For a scientist who has watched the slow machinery of democracy grind against the physics of the atmosphere, the news brings a certain relief. Denmark, along with the UK, is one of the few countries that has consistently met its climate obligations. But as we both know, meeting targets is not the same as solving the problem. The planet’s energy imbalance continues to grow, and the window for meaningful action is shrinking. Frederiksen’s government must now turn ambition into law.
The political context is often dismissed by those who view climate policy as a technical issue. But it is not. It is a question of how we organise our societies. The UK, fresh from its own election, could learn from Denmark’s ability to forge broad coalitions around long-term goals.
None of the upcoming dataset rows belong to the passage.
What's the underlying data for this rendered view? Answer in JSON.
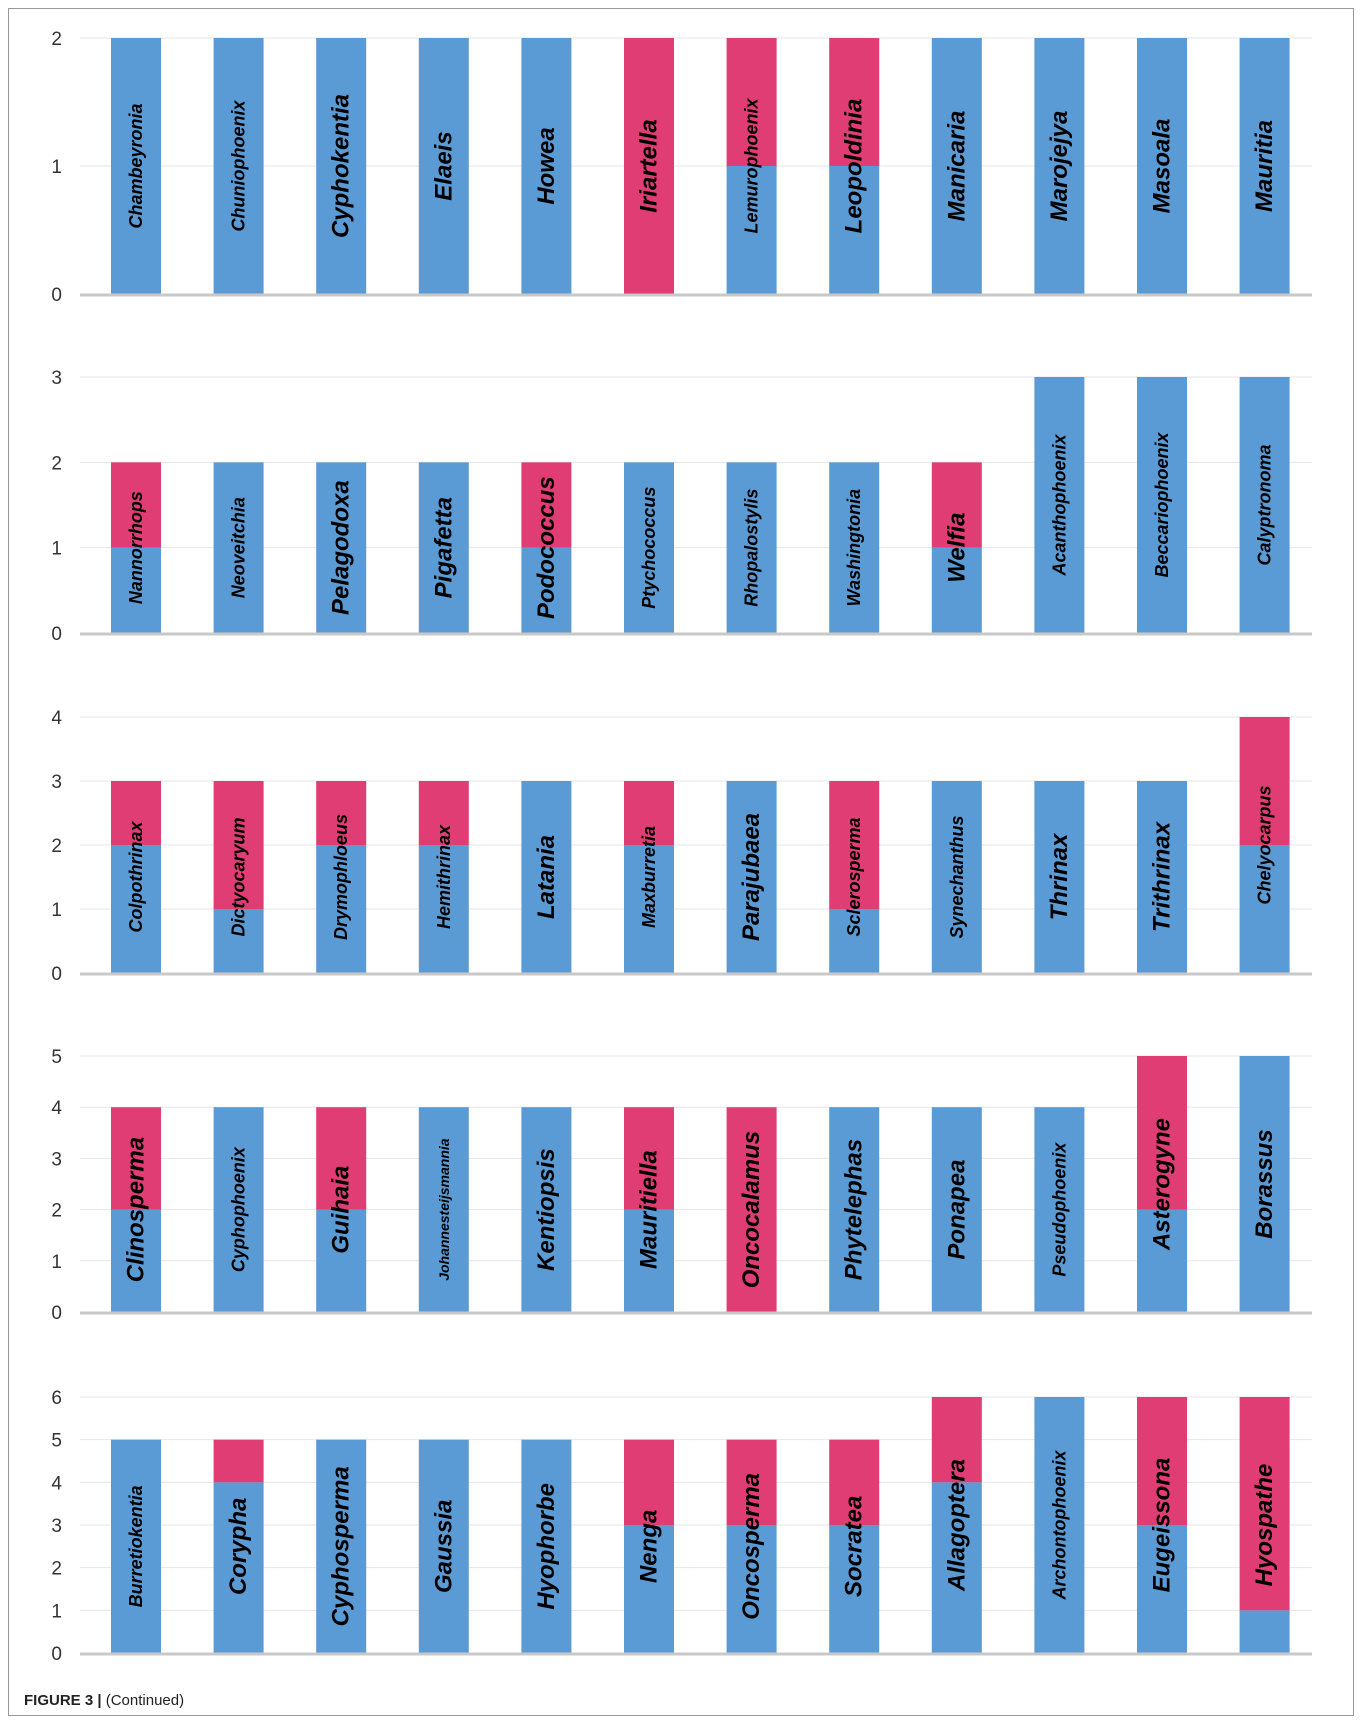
{
  "colors": {
    "series_blue": "#5b9bd5",
    "series_pink": "#e03d74"
  },
  "caption": {
    "figure_label": "FIGURE 3 |",
    "text": " (Continued)"
  },
  "chart_data": [
    {
      "type": "bar",
      "stacked": true,
      "grid": true,
      "ylim": [
        0,
        2
      ],
      "yticks": [
        0,
        1,
        2
      ],
      "categories": [
        "Chambeyronia",
        "Chuniophoenix",
        "Cyphokentia",
        "Elaeis",
        "Howea",
        "Iriartella",
        "Lemurophoenix",
        "Leopoldinia",
        "Manicaria",
        "Marojejya",
        "Masoala",
        "Mauritia"
      ],
      "series": [
        {
          "color": "blue",
          "values": [
            2,
            2,
            2,
            2,
            2,
            0,
            1,
            1,
            2,
            2,
            2,
            2
          ]
        },
        {
          "color": "pink",
          "values": [
            0,
            0,
            0,
            0,
            0,
            2,
            1,
            1,
            0,
            0,
            0,
            0
          ]
        }
      ]
    },
    {
      "type": "bar",
      "stacked": true,
      "grid": true,
      "ylim": [
        0,
        3
      ],
      "yticks": [
        0,
        1,
        2,
        3
      ],
      "categories": [
        "Nannorrhops",
        "Neoveitchia",
        "Pelagodoxa",
        "Pigafetta",
        "Podococcus",
        "Ptychococcus",
        "Rhopalostylis",
        "Washingtonia",
        "Welfia",
        "Acanthophoenix",
        "Beccariophoenix",
        "Calyptronoma"
      ],
      "series": [
        {
          "color": "blue",
          "values": [
            1,
            2,
            2,
            2,
            1,
            2,
            2,
            2,
            1,
            3,
            3,
            3
          ]
        },
        {
          "color": "pink",
          "values": [
            1,
            0,
            0,
            0,
            1,
            0,
            0,
            0,
            1,
            0,
            0,
            0
          ]
        }
      ]
    },
    {
      "type": "bar",
      "stacked": true,
      "grid": true,
      "ylim": [
        0,
        4
      ],
      "yticks": [
        0,
        1,
        2,
        3,
        4
      ],
      "categories": [
        "Colpothrinax",
        "Dictyocaryum",
        "Drymophloeus",
        "Hemithrinax",
        "Latania",
        "Maxburretia",
        "Parajubaea",
        "Sclerosperma",
        "Synechanthus",
        "Thrinax",
        "Trithrinax",
        "Chelyocarpus"
      ],
      "series": [
        {
          "color": "blue",
          "values": [
            2,
            1,
            2,
            2,
            3,
            2,
            3,
            1,
            3,
            3,
            3,
            2
          ]
        },
        {
          "color": "pink",
          "values": [
            1,
            2,
            1,
            1,
            0,
            1,
            0,
            2,
            0,
            0,
            0,
            2
          ]
        }
      ]
    },
    {
      "type": "bar",
      "stacked": true,
      "grid": true,
      "ylim": [
        0,
        5
      ],
      "yticks": [
        0,
        1,
        2,
        3,
        4,
        5
      ],
      "categories": [
        "Clinosperma",
        "Cyphophoenix",
        "Guihaia",
        "Johannesteijsmannia",
        "Kentiopsis",
        "Mauritiella",
        "Oncocalamus",
        "Phytelephas",
        "Ponapea",
        "Pseudophoenix",
        "Asterogyne",
        "Borassus"
      ],
      "series": [
        {
          "color": "blue",
          "values": [
            2,
            4,
            2,
            4,
            4,
            2,
            0,
            4,
            4,
            4,
            2,
            5
          ]
        },
        {
          "color": "pink",
          "values": [
            2,
            0,
            2,
            0,
            0,
            2,
            4,
            0,
            0,
            0,
            3,
            0
          ]
        }
      ]
    },
    {
      "type": "bar",
      "stacked": true,
      "grid": true,
      "ylim": [
        0,
        6
      ],
      "yticks": [
        0,
        1,
        2,
        3,
        4,
        5,
        6
      ],
      "categories": [
        "Burretiokentia",
        "Corypha",
        "Cyphosperma",
        "Gaussia",
        "Hyophorbe",
        "Nenga",
        "Oncosperma",
        "Socratea",
        "Allagoptera",
        "Archontophoenix",
        "Eugeissona",
        "Hyospathe"
      ],
      "series": [
        {
          "color": "blue",
          "values": [
            5,
            4,
            5,
            5,
            5,
            3,
            3,
            3,
            4,
            6,
            3,
            1
          ]
        },
        {
          "color": "pink",
          "values": [
            0,
            1,
            0,
            0,
            0,
            2,
            2,
            2,
            2,
            0,
            3,
            5
          ]
        }
      ]
    }
  ]
}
While the days of Danish minority governments are nothing new, this particular one bears the weight of exceptional urgency.
There is, of course, the matter of national security. Denmark’s role in the Baltic region, particularly in countering Russian hybrid threats and safeguarding energy infrastructure, has become increasingly vital. The UK’s Joint Expeditionary Force, which includes Denmark, relies on predictable partners. Frederiksen’s government has pledged to raise defence spending to 2.5 per cent of GDP by 2028, a move that aligns with NATO’s evolving posture.
Yet the real story here is not the geopolitics: it is the physics. Denmark’s emissions must fall, and fast. The new coalition has outlined a plan to quadruple solar capacity by 2030, establish two new “energy islands” in the North Sea, and end the sale of new petrol and diesel cars by 2030. These measures, if implemented, could reduce Danish emissions by roughly 60 per cent from 1990 levels by 2030. The gap to 70 per cent remains, but it is narrower than in almost any other European country.
The question that keeps me awake is whether such ambition can survive the inevitable pushback from incumbent industries and voters wary of change. The answer, for now, appears to be yes. Frederiksen’s social democratic model, which combines market mechanisms with state intervention, may offer a blueprint that the UK’s own Labour government is watching carefully. As a climate correspondent, I can only hope that the next few years produce the graphs we need: steeply declining curves of carbon dioxide, not just on paper but in the atmosphere.
For the moment, the UK can welcome a stable partner. But partnership without action is hollow. The real work begins now, and the clock is ticking.